The sad fact is that business leaders who practice any of these scenarios are seriously shortchanging their companies. They don't know what they don't know. They aren't aware what's possible to accomplish with optimal IT resources. They don't fathom what the optimal cost for IT should be, even though that cost might be substantially less than what they're paying today. They don't receive enough correct, objective data with which to make a "leap of faith" from strategy to a defined or detailed solution component definition.
In each of the three scenarios, decision makers are lulled into a false sense of comfort, each for different reasons. While the denial and vendor scenarios might lead to the company going to the pseudoplan once its current approach fizzles, it's that first scenario that's perhaps the most insidious.
The second and third scenarios are often found to be sub-optimal. Sometimes it's through an eventual objective analysis. Frequently, and unfortunately, it's a result of 20/20 hindsight following a costly crash and burn. That's when pseudoplanning endures into perpetuity.
Pseudoplans are the least susceptible to discovery for what they are: a politically self-serving excuse to proceed with whatever hot button the influential decision makers deem worthy of pursuing. By the time such a plan is completed, it's been homogenized, sanitized, scrutinized, politicized, everything but simonized into an amalgamated bushel of drivel. And yet, just like mom and apple pie, who can quibble with statements such as, "IT will be strategically aligned to the business goals," and "IT will enable consistent solution delivery and increased accessibility to our business partners." All this can be extracted from any "Cliff's Notes" on IT strategic planning.
The issue is how to craft a truly meaningful IT strategic plan optimized to your company, and how to translate all that, even at the highest possible technical level, into appropriate solution strategies for which there's direct action. Is a fundamental commitment to a companywide database management system the right approach? Is CRM the right application solution? (And, if so, is a $30 million solution appropriate? or would a $3 million solution be better, because it would avoid a huge diversion of internal resources?) Should we integrate the disparate legacy applications within the company? And how? What's the best way to effect an optimal communications solution--everything from telephones to networks to the Internet?
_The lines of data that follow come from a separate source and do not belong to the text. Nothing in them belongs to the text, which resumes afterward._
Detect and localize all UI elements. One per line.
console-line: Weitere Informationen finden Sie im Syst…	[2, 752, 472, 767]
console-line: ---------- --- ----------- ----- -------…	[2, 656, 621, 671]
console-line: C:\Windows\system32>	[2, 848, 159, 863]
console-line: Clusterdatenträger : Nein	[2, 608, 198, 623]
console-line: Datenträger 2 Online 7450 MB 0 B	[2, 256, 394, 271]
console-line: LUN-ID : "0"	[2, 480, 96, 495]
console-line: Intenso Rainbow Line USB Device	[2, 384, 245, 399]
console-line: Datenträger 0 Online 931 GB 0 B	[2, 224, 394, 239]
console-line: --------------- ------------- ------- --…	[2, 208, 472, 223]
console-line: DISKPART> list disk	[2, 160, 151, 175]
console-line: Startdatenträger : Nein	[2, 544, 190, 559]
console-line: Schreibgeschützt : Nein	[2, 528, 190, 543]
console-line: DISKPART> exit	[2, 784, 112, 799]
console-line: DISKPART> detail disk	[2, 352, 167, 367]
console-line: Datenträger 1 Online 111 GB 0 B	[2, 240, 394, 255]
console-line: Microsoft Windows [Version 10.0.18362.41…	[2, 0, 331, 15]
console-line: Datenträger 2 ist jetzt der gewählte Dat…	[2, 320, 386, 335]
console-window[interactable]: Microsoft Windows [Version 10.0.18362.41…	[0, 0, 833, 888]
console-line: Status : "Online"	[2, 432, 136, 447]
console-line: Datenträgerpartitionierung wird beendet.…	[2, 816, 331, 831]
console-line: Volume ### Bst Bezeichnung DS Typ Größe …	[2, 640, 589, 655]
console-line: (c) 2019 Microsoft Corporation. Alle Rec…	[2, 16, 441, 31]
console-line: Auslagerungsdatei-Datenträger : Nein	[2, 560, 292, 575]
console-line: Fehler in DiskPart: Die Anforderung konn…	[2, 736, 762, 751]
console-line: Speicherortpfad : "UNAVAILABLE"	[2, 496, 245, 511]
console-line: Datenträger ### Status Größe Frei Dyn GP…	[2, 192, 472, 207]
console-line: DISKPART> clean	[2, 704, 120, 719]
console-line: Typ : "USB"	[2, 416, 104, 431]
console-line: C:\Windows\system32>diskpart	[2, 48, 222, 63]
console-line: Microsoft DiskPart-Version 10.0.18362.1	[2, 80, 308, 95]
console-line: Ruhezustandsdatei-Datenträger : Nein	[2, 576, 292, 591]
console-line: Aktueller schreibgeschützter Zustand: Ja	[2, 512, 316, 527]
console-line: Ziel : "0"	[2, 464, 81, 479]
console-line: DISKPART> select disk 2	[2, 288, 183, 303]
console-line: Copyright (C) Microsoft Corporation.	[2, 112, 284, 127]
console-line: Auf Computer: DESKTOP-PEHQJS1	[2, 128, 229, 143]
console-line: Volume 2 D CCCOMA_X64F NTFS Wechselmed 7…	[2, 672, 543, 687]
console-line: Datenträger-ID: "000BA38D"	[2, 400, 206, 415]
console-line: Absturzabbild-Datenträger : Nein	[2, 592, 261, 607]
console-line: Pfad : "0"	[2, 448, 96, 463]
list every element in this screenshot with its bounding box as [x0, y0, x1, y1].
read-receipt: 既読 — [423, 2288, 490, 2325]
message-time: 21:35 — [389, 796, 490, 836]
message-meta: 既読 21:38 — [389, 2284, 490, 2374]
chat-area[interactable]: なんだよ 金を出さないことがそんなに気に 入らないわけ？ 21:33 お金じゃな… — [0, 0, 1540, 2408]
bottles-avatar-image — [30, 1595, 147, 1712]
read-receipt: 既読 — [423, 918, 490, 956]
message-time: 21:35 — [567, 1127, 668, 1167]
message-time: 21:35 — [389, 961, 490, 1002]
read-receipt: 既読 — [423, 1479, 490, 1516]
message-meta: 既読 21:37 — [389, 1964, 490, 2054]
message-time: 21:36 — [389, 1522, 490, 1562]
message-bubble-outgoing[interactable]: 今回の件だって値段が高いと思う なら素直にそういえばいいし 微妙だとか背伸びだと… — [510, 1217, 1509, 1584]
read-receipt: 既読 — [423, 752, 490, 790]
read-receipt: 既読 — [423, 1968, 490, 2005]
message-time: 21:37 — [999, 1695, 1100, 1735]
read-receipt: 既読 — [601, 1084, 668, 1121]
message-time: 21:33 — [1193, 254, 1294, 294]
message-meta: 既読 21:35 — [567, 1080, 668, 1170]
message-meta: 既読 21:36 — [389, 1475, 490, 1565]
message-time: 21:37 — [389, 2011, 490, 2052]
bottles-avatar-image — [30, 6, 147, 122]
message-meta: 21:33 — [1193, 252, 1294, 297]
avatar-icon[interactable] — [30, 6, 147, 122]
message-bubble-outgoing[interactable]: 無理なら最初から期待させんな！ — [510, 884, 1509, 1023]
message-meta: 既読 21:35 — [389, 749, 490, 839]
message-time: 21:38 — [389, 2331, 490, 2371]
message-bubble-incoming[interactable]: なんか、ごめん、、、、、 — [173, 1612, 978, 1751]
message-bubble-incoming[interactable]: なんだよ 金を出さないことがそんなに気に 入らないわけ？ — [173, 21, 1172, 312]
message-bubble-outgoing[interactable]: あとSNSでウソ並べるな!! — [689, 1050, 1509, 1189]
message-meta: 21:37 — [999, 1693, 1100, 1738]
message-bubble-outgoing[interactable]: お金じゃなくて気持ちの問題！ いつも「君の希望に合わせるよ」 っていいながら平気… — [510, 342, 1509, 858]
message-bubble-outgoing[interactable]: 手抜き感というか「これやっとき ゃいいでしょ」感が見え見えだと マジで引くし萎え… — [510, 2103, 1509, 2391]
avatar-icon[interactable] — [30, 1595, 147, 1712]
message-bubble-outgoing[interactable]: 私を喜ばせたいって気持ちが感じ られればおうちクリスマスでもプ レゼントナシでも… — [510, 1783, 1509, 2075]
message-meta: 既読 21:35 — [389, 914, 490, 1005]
These are enormously important decisions to the company. Yet they are most often handled (authorized, justified, implemented) through the auspices of the three scenarios presented earlier.
The Outsourced CIO
Enter the new breed of professional IT service provider: the outsourced, temporary CIO agency. This agency resource consists of former CIOs, people who have literally been there and done that, and who can bring your company the knowledge and objectivity it needs.
They can provide what simply cannot be provided solely from within the organization. Even if you have a CIO-level individual, he or she has to survive in the company's political landscape. He or she is constantly subjected to strong pressures exerted by people of great influence within that organization. Owing to the traditionally short tenure of CIOs in American business these days anyway, this doesn't bode well for maintaining objectivity in decisions with such far-reaching ramifications.
These outsourced CIO companies can work with you for the weeks or months it can take to construct optimal IT strategies and translations for your company. They will work with your existing staff to craft the solutions. They can then return periodically to review progress, assess business-strategy changes, and recommend adjustments to the IT strategic plan and translation methodologies. For smaller companies, where it isn't possible to fund a full-time, ongoing CIO position, this alternative provides an opportunity to set the right direction. With many millions of dollars resting on those critical strategies and translations, companies can't afford to make wrong decisions.
Above all, for any size company, these outsourced CIOs can bring fundamental objectivity and freedom from political pressures, prerequisites for choosing appropriate solutions.